Go, Go, Pants

1 May

A few weeks ago, I wrote about an easy method for finding the items of “deadwood” in your closet. In the process, I uncovered a black pair of black skinny capris from Target, which hung in my closet unworn all of last summer, despite the fact that black pants should pretty much “go with everything.”  I found them quite by chance at Target for about $30 while picking up some plastic bins and Kleenex for the household. Score! I thought. At that price,  it wasn’t hard to spend another $30 on taking in the waist (something I have come to accept as a necessity with my body shape).

But, after coming home from the tailor, the pants sat in my closet. And sat, and sat. During my recent closet clean-out, I told myself it was because the fabric was too light for winter (Target pants are notoriously thin, in my experience).

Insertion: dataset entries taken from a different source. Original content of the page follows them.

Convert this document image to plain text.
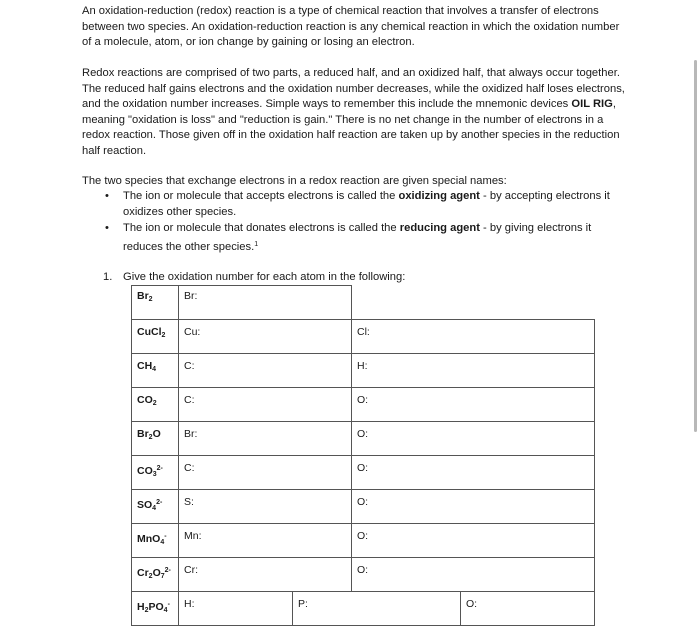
An oxidation-reduction (redox) reaction is a type of chemical reaction that involves a transfer of electrons between two species. An oxidation-reduction reaction is any chemical reaction in which the oxidation number of a molecule, atom, or ion change by gaining or losing an electron.

Redox reactions are comprised of two parts, a reduced half, and an oxidized half, that always occur together. The reduced half gains electrons and the oxidation number decreases, while the oxidized half loses electrons, and the oxidation number increases. Simple ways to remember this include the mnemonic devices OIL RIG, meaning "oxidation is loss" and "reduction is gain." There is no net change in the number of electrons in a redox reaction. Those given off in the oxidation half reaction are taken up by another species in the reduction half reaction.

The two species that exchange electrons in a redox reaction are given special names:

• The ion or molecule that accepts electrons is called the oxidizing agent - by accepting electrons it oxidizes other species.
• The ion or molecule that donates electrons is called the reducing agent - by giving electrons it reduces the other species.$^1$

1. Give the oxidation number for each atom in the following:

$Br_2$	Br:			
CuCl$_2$	Cu:		Cl:	
$CH_4$	C:		H:	
$CO_2$	C:		O:	
$Br_2O$	Br:		O:	
$CO_3^{2-}$	C:		O:	
$SO_4^{2-}$	S:		O:	
MnO$_4$-	Mn:		O:	
$Cr_2O_7^{2-}$	Cr:		O:	
$H_2PO_4^-$	H:	P:		O:
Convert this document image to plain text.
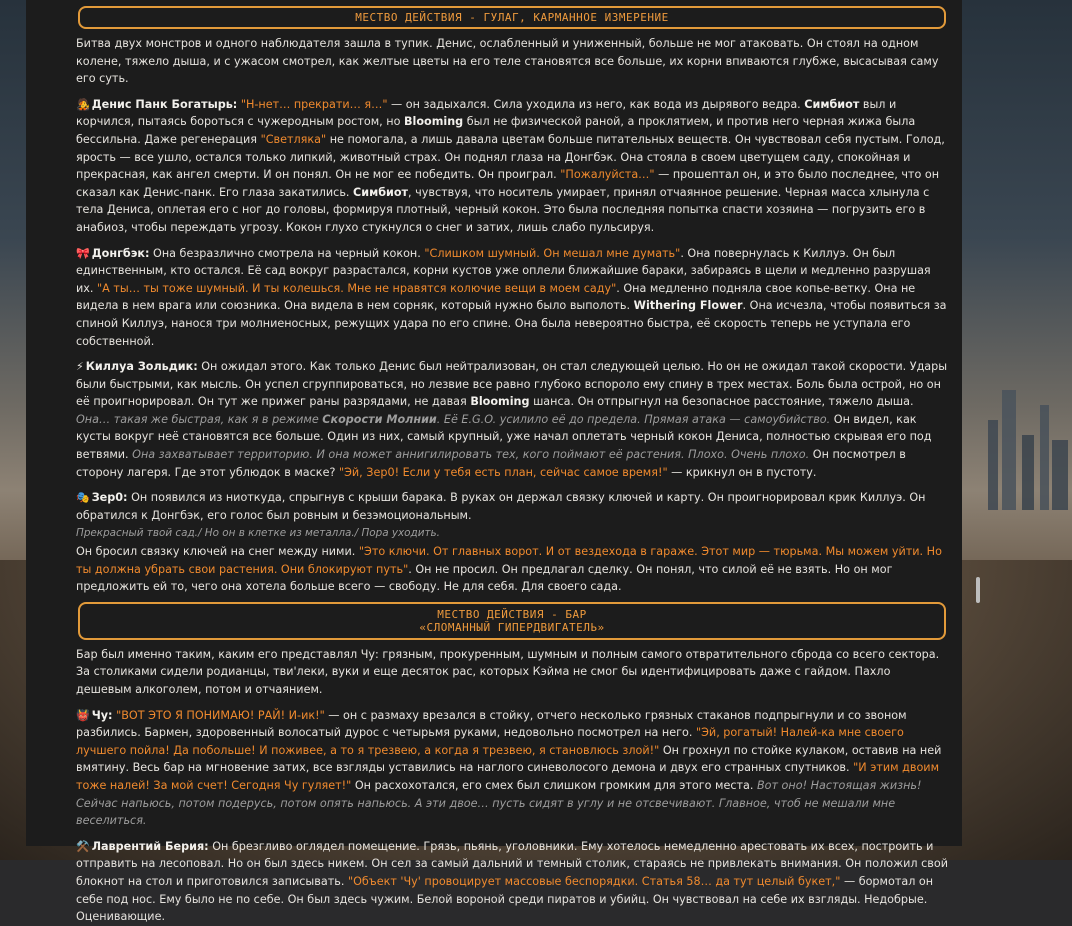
МЕСТВО ДЕЙСТВИЯ - ГУЛАГ, КАРМАННОЕ ИЗМЕРЕНИЕ

Битва двух монстров и одного наблюдателя зашла в тупик. Денис, ослабленный и униженный, больше не мог атаковать. Он стоял на одном колене, тяжело дыша, и с ужасом смотрел, как желтые цветы на его теле становятся все больше, их корни впиваются глубже, высасывая саму его суть.

🧑‍🎤 Денис Панк Богатырь: "Н-нет… прекрати… я…" — он задыхался. Сила уходила из него, как вода из дырявого ведра. Симбиот выл и корчился, пытаясь бороться с чужеродным ростом, но Blooming был не физической раной, а проклятием, и против него черная жижа была бессильна. Даже регенерация "Светляка" не помогала, а лишь давала цветам больше питательных веществ. Он чувствовал себя пустым. Голод, ярость — все ушло, остался только липкий, животный страх. Он поднял глаза на Донгбэк. Она стояла в своем цветущем саду, спокойная и прекрасная, как ангел смерти. И он понял. Он не мог ее победить. Он проиграл. "Пожалуйста…" — прошептал он, и это было последнее, что он сказал как Денис-панк. Его глаза закатились. Симбиот, чувствуя, что носитель умирает, принял отчаянное решение. Черная масса хлынула с тела Дениса, оплетая его с ног до головы, формируя плотный, черный кокон. Это была последняя попытка спасти хозяина — погрузить его в анабиоз, чтобы переждать угрозу. Кокон глухо стукнулся о снег и затих, лишь слабо пульсируя.

🎀 Донгбэк: Она безразлично смотрела на черный кокон. "Слишком шумный. Он мешал мне думать". Она повернулась к Киллуэ. Он был единственным, кто остался. Её сад вокруг разрастался, корни кустов уже оплели ближайшие бараки, забираясь в щели и медленно разрушая их. "А ты… ты тоже шумный. И ты колешься. Мне не нравятся колючие вещи в моем саду". Она медленно подняла свое копье-ветку. Она не видела в нем врага или союзника. Она видела в нем сорняк, который нужно было выполоть. Withering Flower. Она исчезла, чтобы появиться за спиной Киллуэ, нанося три молниеносных, режущих удара по его спине. Она была невероятно быстра, её скорость теперь не уступала его собственной.

⚡ Киллуа Зольдик: Он ожидал этого. Как только Денис был нейтрализован, он стал следующей целью. Но он не ожидал такой скорости. Удары были быстрыми, как мысль. Он успел сгруппироваться, но лезвие все равно глубоко вспороло ему спину в трех местах. Боль была острой, но он её проигнорировал. Он тут же прижег раны разрядами, не давая Blooming шанса. Он отпрыгнул на безопасное расстояние, тяжело дыша. Она… такая же быстрая, как я в режиме Скорости Молнии. Её E.G.O. усилило её до предела. Прямая атака — самоубийство. Он видел, как кусты вокруг неё становятся все больше. Один из них, самый крупный, уже начал оплетать черный кокон Дениса, полностью скрывая его под ветвями. Она захватывает территорию. И она может аннигилировать тех, кого поймают её растения. Плохо. Очень плохо. Он посмотрел в сторону лагеря. Где этот ублюдок в маске? "Эй, Зер0! Если у тебя есть план, сейчас самое время!" — крикнул он в пустоту.

🎭 Зер0: Он появился из ниоткуда, спрыгнув с крыши барака. В руках он держал связку ключей и карту. Он проигнорировал крик Киллуэ. Он обратился к Донгбэк, его голос был ровным и безэмоциональным.
Прекрасный твой сад./ Но он в клетке из металла./ Пора уходить.
Он бросил связку ключей на снег между ними. "Это ключи. От главных ворот. И от вездехода в гараже. Этот мир — тюрьма. Мы можем уйти. Но ты должна убрать свои растения. Они блокируют путь". Он не просил. Он предлагал сделку. Он понял, что силой её не взять. Но он мог предложить ей то, чего она хотела больше всего — свободу. Не для себя. Для своего сада.

МЕСТВО ДЕЙСТВИЯ - БАР
«СЛОМАННЫЙ ГИПЕРДВИГАТЕЛЬ»

Бар был именно таким, каким его представлял Чу: грязным, прокуренным, шумным и полным самого отвратительного сброда со всего сектора. За столиками сидели родианцы, тви'леки, вуки и еще десяток рас, которых Кэйма не смог бы идентифицировать даже с гайдом. Пахло дешевым алкоголем, потом и отчаянием.

👹 Чу: "ВОТ ЭТО Я ПОНИМАЮ! РАЙ! И-ик!" — он с размаху врезался в стойку, отчего несколько грязных стаканов подпрыгнули и со звоном разбились. Бармен, здоровенный волосатый дурос с четырьмя руками, недовольно посмотрел на него. "Эй, рогатый! Налей-ка мне своего лучшего пойла! Да побольше! И поживее, а то я трезвею, а когда я трезвею, я становлюсь злой!" Он грохнул по стойке кулаком, оставив на ней вмятину. Весь бар на мгновение затих, все взгляды уставились на наглого синеволосого демона и двух его странных спутников. "И этим двоим тоже налей! За мой счет! Сегодня Чу гуляет!" Он расхохотался, его смех был слишком громким для этого места. Вот оно! Настоящая жизнь! Сейчас напьюсь, потом подерусь, потом опять напьюсь. А эти двое… пусть сидят в углу и не отсвечивают. Главное, чтоб не мешали мне веселиться.

⚒️ Лаврентий Берия: Он брезгливо оглядел помещение. Грязь, пьянь, уголовники. Ему хотелось немедленно арестовать их всех, построить и отправить на лесоповал. Но он был здесь никем. Он сел за самый дальний и темный столик, стараясь не привлекать внимания. Он положил свой блокнот на стол и приготовился записывать. "Объект 'Чу' провоцирует массовые беспорядки. Статья 58… да тут целый букет," — бормотал он себе под нос. Ему было не по себе. Он был здесь чужим. Белой вороной среди пиратов и убийц. Он чувствовал на себе их взгляды. Недобрые. Оценивающие.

Then warmer weather started to appear, and I still passed them over. Using the hanger trick described in my recent post, I was confronted with the reality that I was resisting wearing these pants – they were the last pair to remain unworn. With an open mind, I chose a warm-ish day to put them on. After going through the day in them, I realized why I had been resisting wearing them. I just didn’t feel good wearing them.

It wasn’t the fit – I had them tailored to my exact body type. The fabric was cotton with a bit of stretch for ease of movement, and nothing was obviously itchy or uncomfortable. They were reasonably flattering. Still, I felt like I was trapped in them, and couldn’t wait to take them off. What went wrong between now and the fitting room at Target?

I had a careful look in the mirror and realized what it was. The closure loop at the waist was straining, making it look like my middle was bursting open. Because I had these pants tailored to my exact body type, and they didn’t feel gut-binding, I realized that they suffered from poor construction; the fabric was too lightweight to carry the strain of the closure, and the tab wanted to separate from the pants. Cheap pants! I cursed. Even though I could explain away the problem without blaming the size of my midsection, every time I looked down at my bursting closure, I got the feeling that my body was the source of the problem. Before Kids, I thought, these pants would not have given me a problem. 

{Now imagine me with a dark cloud hanging over my head.}

The Black Capri Pants Disaster

Disaster?

Well, there was just one thing to do about that. I only hesitated a moment before chucking them into the give-away pile. Yes, $60 is a lot to pay for a pair of pants you only wear once. But the money is spent, and now I have a choice to make. Berate myself every time I put them on for my thick middle, or make the problem go away.  Isn’t the choice pretty clear?  What would you tell your girlfriend to do? Battered women must choose whether to stay in an abusive relationship or cut bait.  Well, sister, we wouldn’t live with a man who insults your body type, so why should we put up with a pair of pants that does?

I am sure there’s another pair of black capri pants waiting for me that will love me more than those cheap old pants. Even if I was hoping the relationship would last longer, it’s always better to look ahead than try to put energy into a direction that has no future. The hardest thing, of course, is feeling the sting of my mistake, and admit that this love affair was over before it started. But that’s ok, nobody walks a straight path in life, we all make mistakes. Buying a bad pair of pants certainly doesn’t rate up there with running a ponzi scheme, or sailing an Italian pleasure boat too close to the shoreline.

Disaster!

Keeping my pants-buying failure in perspective, I put  the old (new) pants on the curb with the other Goodwill stuff, happily imagining someone out there getting a brand new pair of pants for cheap.

As for buying pants from Target – part of me says, Never again – My booty deserves better! Part of me can’t resist the temptation that I’ll find another good deal. I’ll definitely proceed more cautiously now, and perhaps opt for the casual pants with the elastic waist. (I have a $25 pair of baggy linen Merona pants from Target that have already lasted me for several years.)

So, there are two lessons here:

1) When shopping cheaply, it’s hard to go wrong buying pants that are styled like pajamas. For pants with a more tailored fit, it probably makes sense to shell out a bit more for a better quality product.

2) Never, ever, keep anything in your closet that causes a black cloud to appear over your head and follow you around wherever you go. Put that thing away at once. (In other words –  it’s not you, it’s the pants. It’s always the pants.)